Cody's Chocolate Dessert

This has been called a lot of things, like the Robert Redford, but I think that is a silly name so I named it after my son, who always requests it. Most people do this dessert differently than I do, they bake the crust. I prefer a dry crumb-ish crust, so I do the crust in the microwave.

There are four steps to this. Make the pudding layer, make the crumb layer, make the cream cheese layer, then assemble. Doing it in this order helps because the pudding sets up a little while you do the crumb crust, and the crumb crust cools as you do the cream cheese layer, then you put it together.

Also get your butter and cream cheese to room temp, I get them out the night before and have the cool whip in the fridge, not the freezer so I can work with it.

2 bigger boxes Jello Chocolate Pudding Instant (5.9 oz)
2 bigger boxes Jello Vanilla Pudding Instant (5.9 oz)
6 cups Milk
2 cubes butter, room temperature
2 cups flour
4 Tablespoons sugar
2 8 oz packages cream cheese
2 cups sugar
2 cartons Cool Whip12 oz. each

Mix chocolate layer:
the 2 bigger boxes Jello Chocolate Pudding Instant (5.9 oz)
the 2 bigger boxes Jello Vanilla Pudding Instant (5.9 oz)
the 6 cups cold milk (Note that this is exactly half of what the package calls for, don't do package directions!)
Mix well with beaters for two minutes. Set aside to thicken.

Make Crumb Crust Layer:
In food processor combine
2 cubes room temp butter
2 cups flour
4 Tablespoons sugar
Pulse together until crumbly, transfer to a microwave safe bowl. Cook mixture on high, setting the microwave for five minutes. Stop the microwave every minute and stir the mixture vigorously with a fork to crumb it.

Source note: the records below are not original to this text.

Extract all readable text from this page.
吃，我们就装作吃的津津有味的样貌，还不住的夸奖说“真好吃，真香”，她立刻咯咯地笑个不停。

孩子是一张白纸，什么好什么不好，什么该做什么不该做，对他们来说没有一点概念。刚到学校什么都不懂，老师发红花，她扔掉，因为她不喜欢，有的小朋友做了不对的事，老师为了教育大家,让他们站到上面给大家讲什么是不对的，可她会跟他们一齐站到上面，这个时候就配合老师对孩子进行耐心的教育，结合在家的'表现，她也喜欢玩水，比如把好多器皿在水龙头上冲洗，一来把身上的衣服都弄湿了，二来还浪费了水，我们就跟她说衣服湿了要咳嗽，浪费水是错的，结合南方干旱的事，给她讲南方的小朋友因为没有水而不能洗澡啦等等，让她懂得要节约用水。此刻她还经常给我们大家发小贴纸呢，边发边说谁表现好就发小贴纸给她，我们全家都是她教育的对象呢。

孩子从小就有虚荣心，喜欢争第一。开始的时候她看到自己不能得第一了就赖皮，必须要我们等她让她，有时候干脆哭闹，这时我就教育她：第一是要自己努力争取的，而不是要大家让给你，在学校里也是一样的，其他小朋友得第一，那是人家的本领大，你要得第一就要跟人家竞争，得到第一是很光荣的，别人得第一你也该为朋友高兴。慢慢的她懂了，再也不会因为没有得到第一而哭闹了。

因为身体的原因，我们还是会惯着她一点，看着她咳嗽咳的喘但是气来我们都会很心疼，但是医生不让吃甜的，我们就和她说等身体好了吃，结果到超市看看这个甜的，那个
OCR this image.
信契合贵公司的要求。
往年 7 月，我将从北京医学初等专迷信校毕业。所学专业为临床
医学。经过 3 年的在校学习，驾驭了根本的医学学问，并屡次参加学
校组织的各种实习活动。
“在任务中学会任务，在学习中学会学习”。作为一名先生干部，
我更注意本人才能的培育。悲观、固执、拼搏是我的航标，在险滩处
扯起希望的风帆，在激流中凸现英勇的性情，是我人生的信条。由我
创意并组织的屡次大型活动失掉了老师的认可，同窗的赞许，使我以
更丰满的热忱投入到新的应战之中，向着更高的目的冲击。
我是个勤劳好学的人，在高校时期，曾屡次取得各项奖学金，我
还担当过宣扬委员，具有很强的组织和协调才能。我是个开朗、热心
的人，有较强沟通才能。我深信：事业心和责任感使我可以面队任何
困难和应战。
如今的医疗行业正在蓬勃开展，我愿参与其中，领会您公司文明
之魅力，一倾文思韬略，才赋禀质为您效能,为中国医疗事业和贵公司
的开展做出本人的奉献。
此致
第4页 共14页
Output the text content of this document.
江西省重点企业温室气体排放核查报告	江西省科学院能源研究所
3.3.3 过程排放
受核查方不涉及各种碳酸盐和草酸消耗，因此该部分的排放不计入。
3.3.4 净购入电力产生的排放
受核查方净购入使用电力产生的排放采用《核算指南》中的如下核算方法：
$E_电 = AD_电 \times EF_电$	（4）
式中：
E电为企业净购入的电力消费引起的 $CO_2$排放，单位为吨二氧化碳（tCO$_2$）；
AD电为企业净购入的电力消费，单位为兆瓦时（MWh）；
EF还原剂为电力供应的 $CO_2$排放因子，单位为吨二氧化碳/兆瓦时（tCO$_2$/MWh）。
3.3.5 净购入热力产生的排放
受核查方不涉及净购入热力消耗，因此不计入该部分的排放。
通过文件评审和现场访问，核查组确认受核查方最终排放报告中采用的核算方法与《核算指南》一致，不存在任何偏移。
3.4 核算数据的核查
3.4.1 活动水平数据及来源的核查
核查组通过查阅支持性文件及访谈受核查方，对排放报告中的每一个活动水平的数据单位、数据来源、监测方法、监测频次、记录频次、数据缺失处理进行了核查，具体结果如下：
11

Spray a jelly roll pan very lightly with Pam spray. Place the crumb crust in the bottom of the pan and spread to distribute evenly, reserving about a half cup of the crumb mixture to use on the top at the end. Allow it to cool while you make the cream cheese layer.

Make the Cream Cheese Layer:
Combine two 8 oz packages cream cheese with two cups sugar and 1 1/2 (one and a half cartons) Cool Whip.

Assemble. This is a little tricky. Using a big spatula, carefully plop the cream cheese mixture over the crumb crust all over it, getting it distributed as evenly as you can. Carefully spread it with a smaller spatula without disturbing the crumbs very much, this takes a light hand, but is not too tough to do...just be gentle moving it around. I get this cream cheese layer all the way to the edges of the pan so I can use the side of the pan to scrape my spatula off, it helps. Then use a paper towel when you are done with that and clean the sides of the pan off so it looks nice.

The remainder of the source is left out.